Structural Differences Between Right and Left Ventricles
     The right ventricle pushes blood through the pulmonary circuit at lower pressure and its wall is thinner than that of the left ventricle. The left ventricle needs to generate 6 to 7 times as much force and as a consequence has a much thicker wall.
      In cross section, the wall of the left ventricle is thick and circular while the thinner wall of the right ventricle is like a pouch attached to the wall of the left ventricle.
 
Cardiac Cycle
   The cardiac cycle represents the endless repetition of heart contraction followed by heart relaxation. The phase of heart contraction is systole; while the phase of heart relaxation is diastole.
  Coordination of Heart Contractions
     The cardiac cycle is generated automatically because cardiac muscles possess the property of automaticity or autorhythmicity by which the stimulus for contraction originates within the cells themselves.
      In order for the four chambers of the heart to work efficiently as pumps their cycles need to be precisely coordinated. The atria need to contract prior to the ventricles and the atria and ventricles need to contract simultaneously.
     Contractions are coordinated by conducting cells that are part of the conducting system of the heart. There are two types of conducting cells:
  Nodal cells establish the rate of cardiac contraction.
  Conducting cells distribute the contractile stimulus throughout the myocardium.
  Conducting System of the Heart
     The sinoatrial node is the cardiac pacemaker of the cardiac cycle. This node is located near the entrance of the superior vena cava in the wall of the right atrium.

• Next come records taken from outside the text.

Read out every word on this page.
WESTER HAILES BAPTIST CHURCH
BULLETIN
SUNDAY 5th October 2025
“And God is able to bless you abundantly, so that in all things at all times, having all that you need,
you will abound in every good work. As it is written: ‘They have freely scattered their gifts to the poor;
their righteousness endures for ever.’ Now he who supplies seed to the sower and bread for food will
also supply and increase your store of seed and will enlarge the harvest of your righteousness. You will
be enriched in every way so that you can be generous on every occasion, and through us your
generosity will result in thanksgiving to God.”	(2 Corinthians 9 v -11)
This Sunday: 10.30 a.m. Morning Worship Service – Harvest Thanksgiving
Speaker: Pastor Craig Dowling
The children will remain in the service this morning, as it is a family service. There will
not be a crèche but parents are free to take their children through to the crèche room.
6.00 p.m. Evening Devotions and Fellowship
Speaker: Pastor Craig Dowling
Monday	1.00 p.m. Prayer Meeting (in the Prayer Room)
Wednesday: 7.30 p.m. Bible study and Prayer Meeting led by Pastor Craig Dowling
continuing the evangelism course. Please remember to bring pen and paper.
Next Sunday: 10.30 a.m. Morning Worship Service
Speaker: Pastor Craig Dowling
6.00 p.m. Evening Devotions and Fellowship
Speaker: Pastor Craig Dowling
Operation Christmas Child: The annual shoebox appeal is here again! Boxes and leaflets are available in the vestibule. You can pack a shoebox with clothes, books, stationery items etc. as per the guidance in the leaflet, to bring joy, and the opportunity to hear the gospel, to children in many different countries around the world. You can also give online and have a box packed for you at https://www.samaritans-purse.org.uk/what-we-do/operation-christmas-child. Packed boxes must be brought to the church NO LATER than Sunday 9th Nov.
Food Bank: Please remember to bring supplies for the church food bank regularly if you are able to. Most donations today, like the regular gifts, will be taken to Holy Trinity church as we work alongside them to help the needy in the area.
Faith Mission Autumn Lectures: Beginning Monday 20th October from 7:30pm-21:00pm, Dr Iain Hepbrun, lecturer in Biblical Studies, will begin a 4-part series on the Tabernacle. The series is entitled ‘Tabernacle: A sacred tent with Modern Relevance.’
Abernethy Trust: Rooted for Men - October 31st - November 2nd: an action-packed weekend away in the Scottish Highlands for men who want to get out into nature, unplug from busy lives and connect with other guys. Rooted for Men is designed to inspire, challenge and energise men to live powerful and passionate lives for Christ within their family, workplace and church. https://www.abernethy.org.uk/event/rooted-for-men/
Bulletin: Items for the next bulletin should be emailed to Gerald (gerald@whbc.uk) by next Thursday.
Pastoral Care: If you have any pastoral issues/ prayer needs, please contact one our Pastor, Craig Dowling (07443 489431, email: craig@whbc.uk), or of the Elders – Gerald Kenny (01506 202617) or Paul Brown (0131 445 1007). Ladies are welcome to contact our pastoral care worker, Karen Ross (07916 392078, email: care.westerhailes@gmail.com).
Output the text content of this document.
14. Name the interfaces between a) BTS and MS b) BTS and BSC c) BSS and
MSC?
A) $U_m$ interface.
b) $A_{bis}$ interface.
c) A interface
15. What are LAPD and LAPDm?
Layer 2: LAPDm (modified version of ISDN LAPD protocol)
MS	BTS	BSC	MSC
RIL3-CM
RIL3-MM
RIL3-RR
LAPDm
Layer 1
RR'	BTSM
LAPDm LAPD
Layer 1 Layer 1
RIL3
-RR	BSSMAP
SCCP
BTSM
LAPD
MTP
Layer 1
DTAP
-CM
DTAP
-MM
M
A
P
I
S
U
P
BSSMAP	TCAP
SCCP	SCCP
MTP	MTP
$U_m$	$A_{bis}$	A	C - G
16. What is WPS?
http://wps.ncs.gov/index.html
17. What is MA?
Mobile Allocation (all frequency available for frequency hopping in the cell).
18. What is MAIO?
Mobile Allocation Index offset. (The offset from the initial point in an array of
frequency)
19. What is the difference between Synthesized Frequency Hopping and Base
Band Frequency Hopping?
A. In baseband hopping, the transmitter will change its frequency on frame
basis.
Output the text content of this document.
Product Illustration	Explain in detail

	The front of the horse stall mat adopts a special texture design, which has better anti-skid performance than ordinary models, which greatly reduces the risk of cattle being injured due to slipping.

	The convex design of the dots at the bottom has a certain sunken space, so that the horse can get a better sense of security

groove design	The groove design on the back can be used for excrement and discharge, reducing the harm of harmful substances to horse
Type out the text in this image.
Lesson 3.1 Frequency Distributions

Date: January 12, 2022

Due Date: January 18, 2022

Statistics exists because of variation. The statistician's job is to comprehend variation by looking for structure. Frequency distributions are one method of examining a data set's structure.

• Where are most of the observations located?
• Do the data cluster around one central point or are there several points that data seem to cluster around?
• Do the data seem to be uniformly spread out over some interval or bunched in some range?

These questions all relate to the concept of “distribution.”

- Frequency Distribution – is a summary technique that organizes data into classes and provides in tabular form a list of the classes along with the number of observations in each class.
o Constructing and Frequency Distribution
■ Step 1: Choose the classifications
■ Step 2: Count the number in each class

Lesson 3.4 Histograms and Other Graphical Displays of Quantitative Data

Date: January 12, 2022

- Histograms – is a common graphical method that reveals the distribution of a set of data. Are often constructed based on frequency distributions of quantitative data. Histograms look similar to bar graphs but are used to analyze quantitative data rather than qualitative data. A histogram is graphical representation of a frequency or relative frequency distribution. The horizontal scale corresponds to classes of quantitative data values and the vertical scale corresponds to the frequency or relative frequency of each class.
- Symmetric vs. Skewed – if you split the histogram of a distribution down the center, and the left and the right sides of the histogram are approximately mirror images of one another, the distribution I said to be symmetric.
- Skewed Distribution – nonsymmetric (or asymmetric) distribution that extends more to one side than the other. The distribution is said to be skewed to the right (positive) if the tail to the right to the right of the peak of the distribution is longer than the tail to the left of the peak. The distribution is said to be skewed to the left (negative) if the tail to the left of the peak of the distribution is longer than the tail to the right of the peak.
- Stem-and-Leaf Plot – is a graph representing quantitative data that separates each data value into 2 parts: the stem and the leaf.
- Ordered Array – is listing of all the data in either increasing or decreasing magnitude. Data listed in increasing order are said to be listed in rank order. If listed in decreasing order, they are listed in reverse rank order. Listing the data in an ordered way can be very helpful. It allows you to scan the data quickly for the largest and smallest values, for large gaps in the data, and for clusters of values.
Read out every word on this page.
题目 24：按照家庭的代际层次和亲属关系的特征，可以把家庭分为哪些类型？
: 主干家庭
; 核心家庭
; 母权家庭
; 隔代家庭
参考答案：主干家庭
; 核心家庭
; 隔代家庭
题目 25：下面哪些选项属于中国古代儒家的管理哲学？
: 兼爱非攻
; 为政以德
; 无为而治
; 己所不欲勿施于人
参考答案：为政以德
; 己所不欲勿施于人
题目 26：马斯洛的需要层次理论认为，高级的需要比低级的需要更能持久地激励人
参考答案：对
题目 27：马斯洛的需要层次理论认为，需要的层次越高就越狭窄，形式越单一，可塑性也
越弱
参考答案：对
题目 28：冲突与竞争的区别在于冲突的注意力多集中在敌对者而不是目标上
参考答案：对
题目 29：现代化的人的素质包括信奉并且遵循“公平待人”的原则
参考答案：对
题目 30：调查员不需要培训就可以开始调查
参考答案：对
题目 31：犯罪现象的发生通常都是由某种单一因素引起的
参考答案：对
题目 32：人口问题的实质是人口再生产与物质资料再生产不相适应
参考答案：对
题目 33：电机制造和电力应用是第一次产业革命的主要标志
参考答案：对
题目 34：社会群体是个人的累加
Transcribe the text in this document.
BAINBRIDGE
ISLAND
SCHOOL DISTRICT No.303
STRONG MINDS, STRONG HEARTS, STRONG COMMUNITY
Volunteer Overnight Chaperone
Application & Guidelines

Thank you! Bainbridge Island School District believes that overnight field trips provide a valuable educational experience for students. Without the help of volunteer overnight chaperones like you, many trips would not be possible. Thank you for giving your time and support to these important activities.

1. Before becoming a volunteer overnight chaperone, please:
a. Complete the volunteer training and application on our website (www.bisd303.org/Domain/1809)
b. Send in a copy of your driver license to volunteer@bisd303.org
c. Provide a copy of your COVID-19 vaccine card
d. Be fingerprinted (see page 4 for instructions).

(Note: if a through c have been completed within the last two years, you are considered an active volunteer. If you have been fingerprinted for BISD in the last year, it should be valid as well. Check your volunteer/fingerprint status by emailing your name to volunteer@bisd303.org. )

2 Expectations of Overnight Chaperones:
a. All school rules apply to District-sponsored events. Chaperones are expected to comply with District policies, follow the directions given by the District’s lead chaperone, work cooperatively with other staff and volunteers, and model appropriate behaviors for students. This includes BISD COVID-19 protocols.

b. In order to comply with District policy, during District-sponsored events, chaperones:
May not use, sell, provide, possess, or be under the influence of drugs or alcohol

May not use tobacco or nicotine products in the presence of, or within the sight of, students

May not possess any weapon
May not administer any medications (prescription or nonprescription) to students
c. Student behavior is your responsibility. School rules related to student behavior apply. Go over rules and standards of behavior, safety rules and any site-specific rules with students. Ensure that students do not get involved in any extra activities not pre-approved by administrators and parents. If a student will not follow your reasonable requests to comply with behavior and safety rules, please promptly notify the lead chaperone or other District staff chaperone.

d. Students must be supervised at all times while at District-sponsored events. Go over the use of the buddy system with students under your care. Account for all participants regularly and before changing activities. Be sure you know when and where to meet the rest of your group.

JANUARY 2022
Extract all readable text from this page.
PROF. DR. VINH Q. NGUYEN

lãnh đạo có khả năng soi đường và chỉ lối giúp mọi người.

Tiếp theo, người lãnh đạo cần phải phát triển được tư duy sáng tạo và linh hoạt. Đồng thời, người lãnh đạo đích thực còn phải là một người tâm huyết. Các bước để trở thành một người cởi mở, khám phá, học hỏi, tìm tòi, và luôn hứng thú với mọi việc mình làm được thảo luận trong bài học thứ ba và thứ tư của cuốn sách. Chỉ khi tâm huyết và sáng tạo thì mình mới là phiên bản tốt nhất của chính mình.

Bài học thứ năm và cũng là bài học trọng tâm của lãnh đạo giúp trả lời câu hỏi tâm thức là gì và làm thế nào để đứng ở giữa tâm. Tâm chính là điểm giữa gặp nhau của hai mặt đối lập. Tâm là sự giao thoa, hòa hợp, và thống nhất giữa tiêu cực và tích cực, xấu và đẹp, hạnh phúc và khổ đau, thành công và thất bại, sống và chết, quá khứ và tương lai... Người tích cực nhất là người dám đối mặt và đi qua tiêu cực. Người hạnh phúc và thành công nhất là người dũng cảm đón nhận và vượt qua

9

     This node has the most rapid autorhythmicity, as isolated cells generate 80 -100 impulses per minute. Because of the dominance of parasympathetic innervation, the actual heart rate is slower at 70 80 beats per minute.
  An abnormally low heart rate is called bradycardia.
  An abnormally high heart rate is called tachycardia.
     The impulse that originates from the SA node travels to the atrioventricular (AV) node by way of internodal fibers that stimulate the myocardial cells of the atria to contract. The impulse passes more slowly through the AV node which is located in the interatrial septum near the opening of the coronary sinus.
     The impulse slows as it goes through the AV node and travels through the interventricular septum by way of the AV bundle (bundle of His). The AV bundle divides into right and left bundles that go to the apex. Then branches at the apex radiate on inner surfaces of ventricles and Purkinje cells finally distribute the impulse to the myocardial cells of the ventricles.
  Electrocardiogram  ECG (EKG)
     The electrical impulses generated and distributed by the conducting system create electrical impulses that spread through the body. These impulses can be measured by electrodes placed on the surface of the body. Depending on the placement of the leads, various traces are produced that reflect the electrical activity of the heart.
     A typical trace produces:
   P waves accompany depolarizations of atria.
  QRS complex - associated with ventricular depolarizations.
   T waves - associated with ventricular repolarizations.